To play Simple Stones on a highway with asphalt and yellow lines, you simply toss your pebble into the space in between the two yellow lines in the middle of the road, or, on one of the yellow lines. If your pebble lands between or on one of the lines, you get a point. If not, you continue on with the same score.
Each player will throw 100 pebbles. Every time you throw a pebble, you must count it. Every time you make a pebble into the point zone, you add the number of points you have number to the number of throws.
“0 for 1.”
“1 for 2.”
And so on, and so forth. If you’re playing with another person, the person with the highest score after 100 throws is the winner. If you’re playing alone, go for a personal best. Mine is currently 23 for 100. Trust me; it’s harder than it sounds.

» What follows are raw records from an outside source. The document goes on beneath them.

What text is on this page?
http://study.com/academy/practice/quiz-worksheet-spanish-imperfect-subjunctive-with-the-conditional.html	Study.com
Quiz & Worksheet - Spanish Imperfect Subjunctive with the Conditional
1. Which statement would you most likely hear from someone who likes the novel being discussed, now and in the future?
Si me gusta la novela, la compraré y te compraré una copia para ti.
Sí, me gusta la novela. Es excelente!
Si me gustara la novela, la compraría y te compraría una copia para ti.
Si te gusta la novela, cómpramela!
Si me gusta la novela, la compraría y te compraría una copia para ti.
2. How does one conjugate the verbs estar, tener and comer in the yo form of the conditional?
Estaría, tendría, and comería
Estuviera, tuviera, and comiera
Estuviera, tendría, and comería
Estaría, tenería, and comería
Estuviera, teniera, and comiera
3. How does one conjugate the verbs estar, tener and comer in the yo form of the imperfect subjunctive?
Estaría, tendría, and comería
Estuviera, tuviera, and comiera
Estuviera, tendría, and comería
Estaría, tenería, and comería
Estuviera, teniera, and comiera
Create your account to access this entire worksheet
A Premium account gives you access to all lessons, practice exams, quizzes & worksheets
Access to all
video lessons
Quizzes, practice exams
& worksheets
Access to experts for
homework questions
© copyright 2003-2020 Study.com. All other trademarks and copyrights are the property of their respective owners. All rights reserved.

Warning: Use only VERY SMALL PEBBLES, as large stones on a highway with fast-moving cars can be thrown back at you. It’s not reccomended to play Simple Stones on an interstate highway – better play it on the shoulder, just to be safe.
If you’re on a dirt road with no lines, or you’re on an interstate and want to use the shoulder, Simple
Stones can also be played with a ring. Get a bunch of light-coloured rocks and make a ring 10-15 feet away from you. Stones in the ring = points. Stones out of the ring = no points.
2. Scoring Stones
Scoring Stones follows the same concept, but with different rules. To play Scoring Stones, you need to either designate different parts of the road as “Point Zones,” or simply make point rings out of slightly larger, white rocks. If you do make rings on an asphalt road, do it on the shoulder.
Unlike Simple Stones, Scoring Stones does not call for you to count each stone you throw. Scoring Stones is usually better with two or more people. Play to the first to 100, first to 500, etc.
If you’re alone, Scoring Stones can be a welcome break from Simple Stones. See how many throws it takes for you to reach 100, or see how many pebbles you can get into the small hoops.
a) Scattershot Throws
Scattershot throws can only be used if you’re playing with more than one person. If one person is nearing the winning number of points and the other is 50 or more points behind, the player with the low points can opt for a Scattershot Throw.
Scattershot Throws are a last-ditch effort to win. The thrower must take 10 to 15 pebbles (depending on the winning number of points – it can be higher if necessary), and throws them all at the same time towards the hoops. If he manages to score enough points so that he is ahead of the challenger, he wins. If not, he loses. If his resulting points tie with the winner, he also loses. If he scores higher than the preset winning point number, he once again, loses. So it’s a gamble.
You can, of course, invent you’re own variations of “Stones.” But keep in mind they are not sanctioned by the International Stones Committee, which consists of me and my right glove. And I’m warning you: I can’t be held responsible for the actions of my right glove. It can be quite brutal. I once saw it smash a berry for no apparent reason. Merciless, really, the savage thing…
Well, that about covers it! It’s really a simple, silly game, but it becomes addictive after awhile. Also, if you’re on an hours-long hitchhiking wait, it’ll make the time go by a little faster.